Jed Palmer – Upgrade (Original Motion Picture Soundtrack)

2 out of 5

Label: Back Lot Music

Produced by: Jed Palmer

Director Leigh Whannell and composer Jed Palmer made the right choice for the score to body horror movie Upgrade: the amped up pace and grimy but sci-fi sleek aesthetics of the film suggest something hard-edged and processed and produced, but instead, the music is a straight-up juxtaposition to this, going for minimal, moody atmospherics. It helped to ground the movie, giving it’s characters and setup weight… which also made the moments when the beat finally drops – when the film dips into grindhouse gore and wacked out camera movements – that much more impactful. It is a score I absolutely loved while watching the movie, and I do think it’s a key component to the movie’s success as entertainment.

As a standalone experience, though?

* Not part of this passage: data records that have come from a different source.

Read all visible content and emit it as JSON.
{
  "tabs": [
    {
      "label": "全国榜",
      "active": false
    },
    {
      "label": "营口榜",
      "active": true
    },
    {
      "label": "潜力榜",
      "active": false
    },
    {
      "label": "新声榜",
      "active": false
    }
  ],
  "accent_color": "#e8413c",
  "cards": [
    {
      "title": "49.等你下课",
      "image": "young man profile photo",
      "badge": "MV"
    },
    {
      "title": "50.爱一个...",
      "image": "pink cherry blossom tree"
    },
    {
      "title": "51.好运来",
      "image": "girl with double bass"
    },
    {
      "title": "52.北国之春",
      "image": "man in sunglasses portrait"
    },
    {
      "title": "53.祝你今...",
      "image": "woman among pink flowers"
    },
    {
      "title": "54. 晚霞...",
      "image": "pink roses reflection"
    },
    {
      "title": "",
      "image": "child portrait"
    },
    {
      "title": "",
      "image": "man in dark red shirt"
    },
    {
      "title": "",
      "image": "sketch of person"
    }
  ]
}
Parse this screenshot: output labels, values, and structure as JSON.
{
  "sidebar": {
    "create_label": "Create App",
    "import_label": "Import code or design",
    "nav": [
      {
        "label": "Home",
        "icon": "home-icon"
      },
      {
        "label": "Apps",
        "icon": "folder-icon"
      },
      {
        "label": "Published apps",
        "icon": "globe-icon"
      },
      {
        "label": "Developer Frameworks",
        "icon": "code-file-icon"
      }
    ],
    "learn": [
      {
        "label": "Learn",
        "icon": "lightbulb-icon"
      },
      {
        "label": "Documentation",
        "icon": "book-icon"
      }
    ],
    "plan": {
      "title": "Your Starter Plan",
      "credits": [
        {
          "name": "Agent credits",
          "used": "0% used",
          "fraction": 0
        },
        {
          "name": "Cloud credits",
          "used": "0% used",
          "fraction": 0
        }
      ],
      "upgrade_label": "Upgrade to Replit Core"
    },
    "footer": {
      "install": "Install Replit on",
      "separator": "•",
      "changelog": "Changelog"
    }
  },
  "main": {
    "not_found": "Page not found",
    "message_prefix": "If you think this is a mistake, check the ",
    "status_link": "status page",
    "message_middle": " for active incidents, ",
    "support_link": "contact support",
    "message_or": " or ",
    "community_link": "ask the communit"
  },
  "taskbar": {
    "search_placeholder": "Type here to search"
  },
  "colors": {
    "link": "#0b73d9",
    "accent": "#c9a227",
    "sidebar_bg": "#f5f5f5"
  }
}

Turns out it’s a hard sell.

The tonal flow is still there, from the dark alley, depressed ambiance of the opening few tracks to when The Reprimand brings a beat that’s suggestive of the danger and violence it accompanies on screen, but on tracks like The Procedure, you can tell where Palmer is adhering more to scoring story elements than trying to find a thematic voice for the film. While the track opens up quite gorgeously at its end (and is appreciably fleshed out by the closing track), the songs don’t necessarily create a picture without the film’s imagery to accompany them, and don’t really flow from one to the next, or exactly feel related to each other, beyond the general grouping of ‘quiet’ and ‘loud’ tracks. I maintain that it’s a perfect score for the movie, but doesn’t offer much depth or moments of distinction on its own.